Fuite d’eau dans un appartement : que faire pendant les dix premières minutes ?
Conseils pratiques

Fuite d’eau dans un appartement : que faire pendant les dix premières minutes ?

Pendant les premières minutes, l’objectif est de limiter le dommage et de protéger les personnes. Si cela peut être fait sans danger, il faut couper l’arrivée d’eau concernée, éloigner les personnes d’un risque électrique et prévenir les occupants directement touchés. La question de la responsabilité vient ensuite.

Première question : savez-vous où couper l’eau ?

Si la fuite vient manifestement de votre logement et que vous savez identifier le robinet d’arrêt concerné, fermez-le.

Le moment où un flexible éclate n’est pas celui où l’on devrait découvrir pour la première fois l’installation de son appartement.

Et si l’eau approche d’une installation électrique ?

Ne manipulez pas un équipement électrique dans une zone mouillée si vous ne savez pas exactement ce que vous faites.

Lorsqu’un danger immédiat existe pour les personnes, les secours priment sur la gestion du dossier.

Qui prévenir tout de suite ?

Les occupants directement menacés : voisin du dessous, local adjacent ou personne présente dans la zone touchée.

Ensuite vient le contact prévu par l’immeuble : syndic, concierge ou prestataire technique, selon l’organisation réelle de la copropriété.

Le syndic n’est pas automatiquement une permanence technique disponible vingt-quatre heures sur vingt-quatre.

Une fuite située dans mon appartement est-elle toujours privative ?

Non.

La loi présume communes les parties de canalisations liées à un équipement commun même lorsqu’elles traversent un local privatif. (loi du 16 mai 1975, art. 3.2)

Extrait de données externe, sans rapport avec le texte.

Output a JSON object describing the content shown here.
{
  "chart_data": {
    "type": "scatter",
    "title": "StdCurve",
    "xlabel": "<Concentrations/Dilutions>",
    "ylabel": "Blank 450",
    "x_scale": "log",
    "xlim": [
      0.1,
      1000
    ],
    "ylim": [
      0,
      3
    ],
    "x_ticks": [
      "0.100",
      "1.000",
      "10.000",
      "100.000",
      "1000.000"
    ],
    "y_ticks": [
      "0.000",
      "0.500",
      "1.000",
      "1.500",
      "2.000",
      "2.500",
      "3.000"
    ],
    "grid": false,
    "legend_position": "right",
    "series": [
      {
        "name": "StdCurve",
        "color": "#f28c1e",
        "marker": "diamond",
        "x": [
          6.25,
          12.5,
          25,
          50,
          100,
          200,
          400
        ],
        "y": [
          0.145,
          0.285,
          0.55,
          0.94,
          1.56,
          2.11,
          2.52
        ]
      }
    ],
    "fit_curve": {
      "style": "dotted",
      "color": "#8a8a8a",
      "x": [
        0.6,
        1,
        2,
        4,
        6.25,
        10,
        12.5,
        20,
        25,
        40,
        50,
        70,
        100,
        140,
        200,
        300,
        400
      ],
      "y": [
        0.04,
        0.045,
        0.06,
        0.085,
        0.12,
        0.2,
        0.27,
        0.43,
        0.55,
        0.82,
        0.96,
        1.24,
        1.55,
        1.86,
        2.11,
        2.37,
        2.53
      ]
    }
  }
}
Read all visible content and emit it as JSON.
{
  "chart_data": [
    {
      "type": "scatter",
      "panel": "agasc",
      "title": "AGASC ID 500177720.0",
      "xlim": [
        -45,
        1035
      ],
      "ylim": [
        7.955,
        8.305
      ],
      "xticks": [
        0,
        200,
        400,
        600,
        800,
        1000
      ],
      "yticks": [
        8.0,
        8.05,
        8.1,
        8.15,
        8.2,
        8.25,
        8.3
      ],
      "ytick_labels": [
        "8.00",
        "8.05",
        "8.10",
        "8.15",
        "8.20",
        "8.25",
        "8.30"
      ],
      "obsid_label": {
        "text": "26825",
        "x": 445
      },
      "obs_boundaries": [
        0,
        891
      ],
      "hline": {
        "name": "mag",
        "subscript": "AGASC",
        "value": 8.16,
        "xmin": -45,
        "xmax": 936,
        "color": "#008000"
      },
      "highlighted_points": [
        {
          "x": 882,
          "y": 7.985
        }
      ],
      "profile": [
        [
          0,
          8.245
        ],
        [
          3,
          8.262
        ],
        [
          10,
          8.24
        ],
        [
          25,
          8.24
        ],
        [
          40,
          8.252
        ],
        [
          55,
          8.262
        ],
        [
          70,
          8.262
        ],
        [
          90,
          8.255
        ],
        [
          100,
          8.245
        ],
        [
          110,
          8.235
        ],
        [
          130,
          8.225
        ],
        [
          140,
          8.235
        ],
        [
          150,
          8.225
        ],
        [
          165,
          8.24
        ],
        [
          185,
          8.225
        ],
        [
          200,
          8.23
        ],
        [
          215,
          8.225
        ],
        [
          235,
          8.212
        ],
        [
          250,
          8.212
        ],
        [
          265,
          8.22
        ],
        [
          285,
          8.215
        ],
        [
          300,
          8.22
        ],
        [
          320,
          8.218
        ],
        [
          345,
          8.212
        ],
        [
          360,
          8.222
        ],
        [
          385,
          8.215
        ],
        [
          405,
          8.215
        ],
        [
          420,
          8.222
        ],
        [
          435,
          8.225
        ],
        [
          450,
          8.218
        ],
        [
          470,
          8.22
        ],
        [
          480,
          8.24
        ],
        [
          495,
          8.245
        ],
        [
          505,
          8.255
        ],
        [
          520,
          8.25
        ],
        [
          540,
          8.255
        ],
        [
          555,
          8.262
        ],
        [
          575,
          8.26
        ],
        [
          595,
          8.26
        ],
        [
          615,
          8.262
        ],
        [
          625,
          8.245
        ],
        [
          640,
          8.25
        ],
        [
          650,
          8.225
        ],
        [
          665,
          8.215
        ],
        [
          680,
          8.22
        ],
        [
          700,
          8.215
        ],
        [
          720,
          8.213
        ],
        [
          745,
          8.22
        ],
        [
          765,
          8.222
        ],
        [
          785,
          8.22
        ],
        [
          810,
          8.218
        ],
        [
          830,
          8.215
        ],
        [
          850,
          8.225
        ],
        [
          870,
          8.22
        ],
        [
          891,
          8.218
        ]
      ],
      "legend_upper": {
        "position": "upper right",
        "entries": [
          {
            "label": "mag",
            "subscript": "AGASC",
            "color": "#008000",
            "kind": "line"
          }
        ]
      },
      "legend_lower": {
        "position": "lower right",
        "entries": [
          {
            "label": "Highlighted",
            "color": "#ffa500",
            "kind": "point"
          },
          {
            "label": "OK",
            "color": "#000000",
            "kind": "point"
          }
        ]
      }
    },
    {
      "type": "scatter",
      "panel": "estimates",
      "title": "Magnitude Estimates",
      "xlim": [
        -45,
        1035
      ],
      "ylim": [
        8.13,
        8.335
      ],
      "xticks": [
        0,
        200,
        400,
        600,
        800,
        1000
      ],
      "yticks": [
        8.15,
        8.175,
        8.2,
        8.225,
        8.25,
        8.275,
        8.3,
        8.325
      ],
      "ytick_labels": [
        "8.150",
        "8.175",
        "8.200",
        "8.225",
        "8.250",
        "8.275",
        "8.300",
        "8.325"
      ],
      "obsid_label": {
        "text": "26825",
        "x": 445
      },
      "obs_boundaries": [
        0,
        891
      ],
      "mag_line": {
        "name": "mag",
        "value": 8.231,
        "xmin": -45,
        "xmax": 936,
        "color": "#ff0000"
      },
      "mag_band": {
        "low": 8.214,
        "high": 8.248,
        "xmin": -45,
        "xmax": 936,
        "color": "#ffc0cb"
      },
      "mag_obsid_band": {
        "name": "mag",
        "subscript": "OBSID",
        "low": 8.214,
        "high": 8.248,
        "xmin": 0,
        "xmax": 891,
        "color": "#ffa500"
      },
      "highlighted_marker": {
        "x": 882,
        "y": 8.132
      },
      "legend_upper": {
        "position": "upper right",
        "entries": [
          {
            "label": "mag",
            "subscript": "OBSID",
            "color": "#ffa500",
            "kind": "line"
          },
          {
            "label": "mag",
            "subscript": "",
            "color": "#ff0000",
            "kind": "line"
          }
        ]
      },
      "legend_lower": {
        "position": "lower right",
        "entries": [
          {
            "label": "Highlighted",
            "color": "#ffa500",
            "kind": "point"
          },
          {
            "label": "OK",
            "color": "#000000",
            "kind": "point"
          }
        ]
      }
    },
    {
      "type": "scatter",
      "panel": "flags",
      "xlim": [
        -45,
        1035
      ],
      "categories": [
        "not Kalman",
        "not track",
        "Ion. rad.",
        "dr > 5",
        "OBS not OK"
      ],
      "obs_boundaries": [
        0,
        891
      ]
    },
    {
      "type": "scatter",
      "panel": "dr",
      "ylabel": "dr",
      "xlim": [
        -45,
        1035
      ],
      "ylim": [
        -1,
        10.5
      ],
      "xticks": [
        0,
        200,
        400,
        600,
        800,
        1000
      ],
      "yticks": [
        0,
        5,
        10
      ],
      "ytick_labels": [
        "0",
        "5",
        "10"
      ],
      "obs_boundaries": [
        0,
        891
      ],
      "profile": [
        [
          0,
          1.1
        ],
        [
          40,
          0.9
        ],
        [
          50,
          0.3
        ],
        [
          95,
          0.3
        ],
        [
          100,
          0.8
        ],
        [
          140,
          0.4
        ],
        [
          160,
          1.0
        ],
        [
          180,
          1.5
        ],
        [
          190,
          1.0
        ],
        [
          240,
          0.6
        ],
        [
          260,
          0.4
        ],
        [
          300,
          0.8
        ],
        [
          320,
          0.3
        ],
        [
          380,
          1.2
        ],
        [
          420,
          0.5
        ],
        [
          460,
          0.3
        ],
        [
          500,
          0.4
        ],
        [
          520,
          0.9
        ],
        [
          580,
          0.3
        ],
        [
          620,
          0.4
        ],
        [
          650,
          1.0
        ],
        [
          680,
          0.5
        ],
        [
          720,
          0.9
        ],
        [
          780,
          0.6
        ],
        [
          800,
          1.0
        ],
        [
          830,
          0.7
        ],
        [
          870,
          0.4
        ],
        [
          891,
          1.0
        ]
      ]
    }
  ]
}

Le lieu où apparaît l’eau ne suffit donc pas à identifier la responsabilité.

Quel est le rôle du syndic si une partie commune est concernée ?

La loi lui confie la conservation, la garde et l’entretien de l’immeuble ainsi que le pouvoir d’engager les travaux urgents nécessaires à sa sauvegarde. (loi du 16 mai 1975, art. 21)

En cas de travaux urgents engagés de sa propre initiative, le règlement encadre ensuite l’information des copropriétaires, la convocation d’une assemblée et la provision pouvant être demandée. (RGD du 13 juin 1975, art. 27)

Pourquoi prendre quelques photos ?

Parce que l’état des lieux change dès que l’on commence à éponger, réparer ou démonter.

Quelques images de l’origine visible et des zones touchées peuvent ensuite aider à expliquer le sinistre.

Mais elles ne doivent jamais retarder une action de sécurité ou l’arrêt de l’écoulement.

Et l’assurance ?

Une fois la situation stabilisée, il faut suivre la procédure prévue par les contrats concernés.

Les délais de déclaration et les interlocuteurs varient d’un contrat à l’autre. Il n’existe pas de procédure unique valable pour toutes les copropriétés.

Cette page est fournie à titre informatif et ne constitue pas un conseil juridique. Les textes officiels luxembourgeois font foi ; en cas de doute sur une situation précise, consultez un professionnel.